Tuesday, July 6, 2010

My Morning on the Trading Desk

As CIO of the firm, I tend to think of investment strategy and tactics when explaining our investment process from the 30,000 feet up perspective. The day-to-day trading operations of the firm go by me in blissful ignorance. However, last Friday I found myself staring at the CyberTrader screen at 7:30 in the morning watching the market wake up for the trading day. It turns out that Pinnacle needed to buy 400,000 shares of a security to close out a trade, and while the gory details of the transaction are not important, what matters is that we needed the shares of exchange-trade fund XLK to fall during the trading day. Senior Analyst Carl Noble was explaining how little activity there was in pre-market trading in the shares, and we could literally see the few offers to buy or sell the security from around the world show up on the screen as the minutes passed.

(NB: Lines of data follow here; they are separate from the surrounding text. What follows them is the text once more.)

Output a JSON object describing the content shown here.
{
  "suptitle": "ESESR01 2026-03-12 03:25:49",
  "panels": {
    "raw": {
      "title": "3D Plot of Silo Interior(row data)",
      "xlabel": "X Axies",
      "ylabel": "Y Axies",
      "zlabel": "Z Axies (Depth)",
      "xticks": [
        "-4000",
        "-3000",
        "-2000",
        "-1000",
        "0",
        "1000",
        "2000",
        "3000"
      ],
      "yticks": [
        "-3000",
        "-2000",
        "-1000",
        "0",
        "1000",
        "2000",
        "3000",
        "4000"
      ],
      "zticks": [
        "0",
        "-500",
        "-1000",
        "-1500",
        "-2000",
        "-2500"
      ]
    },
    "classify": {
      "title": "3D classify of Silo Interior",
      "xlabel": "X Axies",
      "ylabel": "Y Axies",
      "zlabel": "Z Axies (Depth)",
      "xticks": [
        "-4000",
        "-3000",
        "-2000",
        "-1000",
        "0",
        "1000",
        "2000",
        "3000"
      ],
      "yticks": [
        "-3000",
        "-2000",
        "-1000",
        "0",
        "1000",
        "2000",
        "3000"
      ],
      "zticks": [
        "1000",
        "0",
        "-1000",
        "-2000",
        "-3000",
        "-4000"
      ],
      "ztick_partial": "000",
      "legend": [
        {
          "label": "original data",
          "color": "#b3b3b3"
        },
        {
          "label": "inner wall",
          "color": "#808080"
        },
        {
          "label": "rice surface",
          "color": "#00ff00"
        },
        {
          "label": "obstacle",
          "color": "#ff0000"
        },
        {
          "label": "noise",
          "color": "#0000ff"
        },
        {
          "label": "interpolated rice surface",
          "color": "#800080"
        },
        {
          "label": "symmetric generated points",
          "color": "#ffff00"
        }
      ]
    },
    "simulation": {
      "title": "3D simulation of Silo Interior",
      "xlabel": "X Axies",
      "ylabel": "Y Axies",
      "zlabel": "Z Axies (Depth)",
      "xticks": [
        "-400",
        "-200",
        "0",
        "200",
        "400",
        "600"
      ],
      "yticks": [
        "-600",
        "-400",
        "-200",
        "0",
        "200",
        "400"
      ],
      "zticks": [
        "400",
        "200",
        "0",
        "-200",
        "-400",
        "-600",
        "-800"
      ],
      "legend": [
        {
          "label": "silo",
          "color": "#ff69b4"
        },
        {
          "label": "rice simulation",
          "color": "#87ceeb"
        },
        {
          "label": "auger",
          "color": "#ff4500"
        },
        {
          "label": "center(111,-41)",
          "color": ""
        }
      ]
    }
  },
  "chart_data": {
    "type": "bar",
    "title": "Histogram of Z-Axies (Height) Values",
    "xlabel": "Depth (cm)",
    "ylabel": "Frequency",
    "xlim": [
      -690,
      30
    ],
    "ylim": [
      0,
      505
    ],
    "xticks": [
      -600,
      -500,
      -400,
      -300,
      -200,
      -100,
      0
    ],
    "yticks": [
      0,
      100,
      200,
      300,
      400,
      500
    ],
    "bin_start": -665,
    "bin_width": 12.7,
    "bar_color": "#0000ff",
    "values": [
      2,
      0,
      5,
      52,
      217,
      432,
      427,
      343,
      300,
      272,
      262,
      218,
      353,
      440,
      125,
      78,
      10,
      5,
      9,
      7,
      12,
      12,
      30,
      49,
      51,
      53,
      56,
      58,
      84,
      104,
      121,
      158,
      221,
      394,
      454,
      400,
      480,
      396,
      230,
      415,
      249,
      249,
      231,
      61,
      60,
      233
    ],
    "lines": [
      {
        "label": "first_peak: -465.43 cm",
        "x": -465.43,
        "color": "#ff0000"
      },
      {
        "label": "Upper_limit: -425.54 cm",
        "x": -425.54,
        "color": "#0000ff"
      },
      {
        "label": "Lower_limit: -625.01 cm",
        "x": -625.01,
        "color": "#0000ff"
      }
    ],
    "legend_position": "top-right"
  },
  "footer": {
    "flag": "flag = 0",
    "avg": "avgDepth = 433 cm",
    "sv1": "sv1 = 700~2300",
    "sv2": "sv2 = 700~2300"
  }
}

Complicating matters for us was the fact that the monthly payrolls report was due out that morning at 8:30 a.m., a full half hour before trading opened. We consider the market to be oversold in the very short-term as we’ve seen a couple of weeks of relentless selling. On Friday morning we were thinking was that any decent payrolls report could ignite a sharp early morning rally – the absolute opposite of what we were hoping for. Further complicating matters was that Friday was the last trading day prior to the July Fourth holiday weekend, and traders would be jumpy about short positions they held through the weekend if the payroll news was good, or simply better than expected. If the number beat the “whisper number,” the unofficial expected payroll number, then we could be under water. The payrolls report was announced at 8:30 a.m., and the report was rather benign. The offers to buy and sell began to pick up momentum and you could see the bid–ask spread begin to narrow as volume picked up. Tick…up…tick…up….tick…down….the numbers rolled up the screen at an increasing pace as we got nearer to the market open.

I thought of my next door neighbor, Chris, who is an energy trader for Constellation Energy. Could this insane exercise be what he does for a living on a daily basis? Tick…tick….tick… The market drops down a few points and Carl, working with Scott on the Schwab trading desk, who is working with UBS, who actually makes a market in the ETFs, buys 150,000 shares. Now I’m thinking of Eddie Murphy’s famous scene in the movie Trading Places where he is trading commodities and explaining that investors were panicking because they needed to get home and buy their kids the GI Joe with the kung fu grip. (We decide to take another 150,000 shares.) It turns out the commodities traders in the movie were dealing with the Christmas holiday rather than July Fourth, but now I can feel their pain in a completely different way. Tick…tick…tick…. The market is open now and the spreads are collapsing. Millions of shares are being traded while I watch the screen. It’s 10:30 a.m. and we are out of the trade. To Sean Dillon and Tim Mascari, our portfolio traders at Pinnacle, I thank you for what you do for us every day. This is absolutely nuts!